От этой мысли его чуть не вырвало.
«Превосходно...»
— Было довольно легко заманить сюда Нору, — продолжал безумец. — Пару недель назад я подбросил ей записку с просьбой приехать. Как видишь, она питала некие надежды обольстить меня — ради Фрэнки, я полагаю. Она все время была частью плана...
Последние слова он произнес с озабоченным видом: что-то на экране слева привлекло его внимание.
«Нет-нет-пожалуйста-господи-черт-тебя-побери-нет!»
— Каждое воскрешение требует крещения, Паинька.
Потом случилось нечто странное, что-то такое, что он, как преподаватель психологии, должен был бы узнать, но не мог. Странная радость жизни переполнила все вокруг, самые несбыточные мечты сгладили острые углы. Внезапно Томасу показалось, что перед ним — какой-то резиновый мир, место, полное то растяжимых, то съеживающихся симулякров [57].
Это была не та женщина, которая плакала от радости на их свадьбе. Это не был его старый друг, с которым они делили одну комнату в общежитии. Ничего этого попросту не было... И не могло быть. Между этим местом и тем, где он жил, не пролегали никакие дороги.
Нейл вернулся к своему компьютерному терминалу.
— В некотором роде страдаем диссоциативной фугой? — бросил он через плечо. — Радуйтесь еще, что вам повезло, что я не повернул ваши лежанки в другом направлении.
О чем он говорил?
— Томми, — сказала Нора.
— Ох, Томми, я п-правда не знаю, что сказать...
Слезы брызнули из ее красивых карих глаз.
— Тс-с-с, — выдохнул Томас.
— Нет... Нет. Ты должен еще кое-что узнать. Кое-что, что я должна была сказать тебе. — Рыдания заглушали ее слова. — Я люблю тебя, Томми. Я так тебя люблю! Сможешь ли ты когда-нибудь простить меня?
Томас плотно закрыл веки, ему не хотелось пускать Нору в свой кошмар.
— Он контролирует тебя.
— Кто? О ком ты? Это я, Томми. Я...
Томас почувствовал, как исказилось его лицо. Краешком глаза он увидел новые огоньки, мерцающие на схеме его мозга на компьютере Нейла.
— Но ты же сказала, что не любишь меня. И никогда не любила.
— Да... это так. Я не могла. Но теперь что-то изменилось.
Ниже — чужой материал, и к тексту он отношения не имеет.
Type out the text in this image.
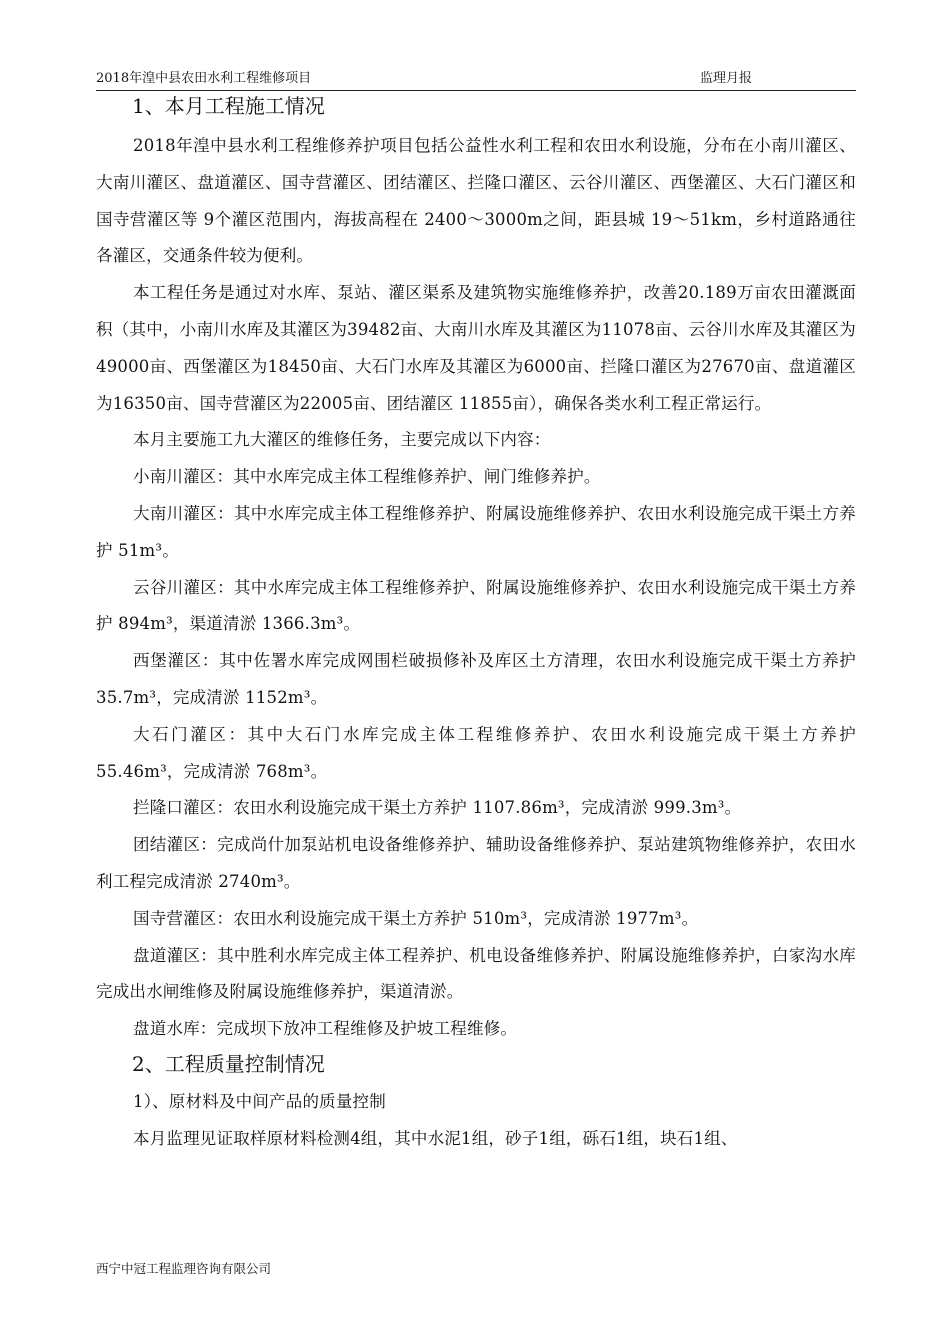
2018年湟中县农田水利工程维修项目	监理月报

1、本月工程施工情况

2018年湟中县水利工程维修养护项目包括公益性水利工程和农田水利设施，分布在小南川灌区、大南川灌区、盘道灌区、国寺营灌区、团结灌区、拦隆口灌区、云谷川灌区、西堡灌区、大石门灌区和国寺营灌区等 9个灌区范围内，海拔高程在 2400～3000m之间，距县城 19～51km，乡村道路通往各灌区，交通条件较为便利。

本工程任务是通过对水库、泵站、灌区渠系及建筑物实施维修养护，改善20.189万亩农田灌溉面积（其中，小南川水库及其灌区为39482亩、大南川水库及其灌区为11078亩、云谷川水库及其灌区为49000亩、西堡灌区为18450亩、大石门水库及其灌区为6000亩、拦隆口灌区为27670亩、盘道灌区为16350亩、国寺营灌区为22005亩、团结灌区 11855亩），确保各类水利工程正常运行。

本月主要施工九大灌区的维修任务，主要完成以下内容：

小南川灌区：其中水库完成主体工程维修养护、闸门维修养护。

大南川灌区：其中水库完成主体工程维修养护、附属设施维修养护、农田水利设施完成干渠土方养护 51m³。

云谷川灌区：其中水库完成主体工程维修养护、附属设施维修养护、农田水利设施完成干渠土方养护 894m³，渠道清淤 1366.3m³。

西堡灌区：其中佐署水库完成网围栏破损修补及库区土方清理，农田水利设施完成干渠土方养护 35.7m³，完成清淤 1152m³。

大石门灌区：其中大石门水库完成主体工程维修养护、农田水利设施完成干渠土方养护 55.46m³，完成清淤 768m³。

拦隆口灌区：农田水利设施完成干渠土方养护 1107.86m³，完成清淤 999.3m³。

团结灌区：完成尚什加泵站机电设备维修养护、辅助设备维修养护、泵站建筑物维修养护，农田水利工程完成清淤 2740m³。

国寺营灌区：农田水利设施完成干渠土方养护 510m³，完成清淤 1977m³。

盘道灌区：其中胜利水库完成主体工程养护、机电设备维修养护、附属设施维修养护，白家沟水库完成出水闸维修及附属设施维修养护，渠道清淤。

盘道水库：完成坝下放冲工程维修及护坡工程维修。

2、工程质量控制情况

1）、原材料及中间产品的质量控制

本月监理见证取样原材料检测4组，其中水泥1组，砂子1组，砾石1组，块石1组、

西宁中冠工程监理咨询有限公司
Теперь я вижу тебя таким, какой ты есть на самом деле. Любящим. Ярким. Чутким. Я просто... просто... Я так люблю тебя, Томми. Томми, ты мне веришь? Ты должен мне поверить. Правда?
— Поверит, ты же знаешь. — Это был уже голос Нейла.
— Нейл, — позвала Нора. — Это ты?
— Он стоит вон там, Нора.
— О чем ты? — спросила она, глядя исподлобья. Ее глаза были по-прежнему затуманены слезами.
— Она меня не видит, — сказал Нейл. — Я отключил цепочки левого полушария, которые участвуют в конструировании экстраперсонального пространства. Это значит, что справа она ничего не может видеть. Она не видит даже, что не видит. Место, где я стою, просто не существует для ее мозга, даже как отсутствие.
— Однако я слышу его голос, — произнесла Нора, явно озадаченная, несмотря на всплеск страсти. — Нейл? Где ты?
— Почему я должен верить? — прорычал Томас.
— Потому что она действительно любит тебя, — ответил Нейл. — Все, любой нейрохимический обмен, любые синаптические вспышки, которые происходят в мозгу того, кто действительно влюблен, происходят сейчас и в ее мозгу. Настоящая любовь, Паинька. Она предлагает тебе настоящую любовь.
— Ничего настоящего в этом нет. Ничего. Ты контролируешь ее. Заставляешь ее любить...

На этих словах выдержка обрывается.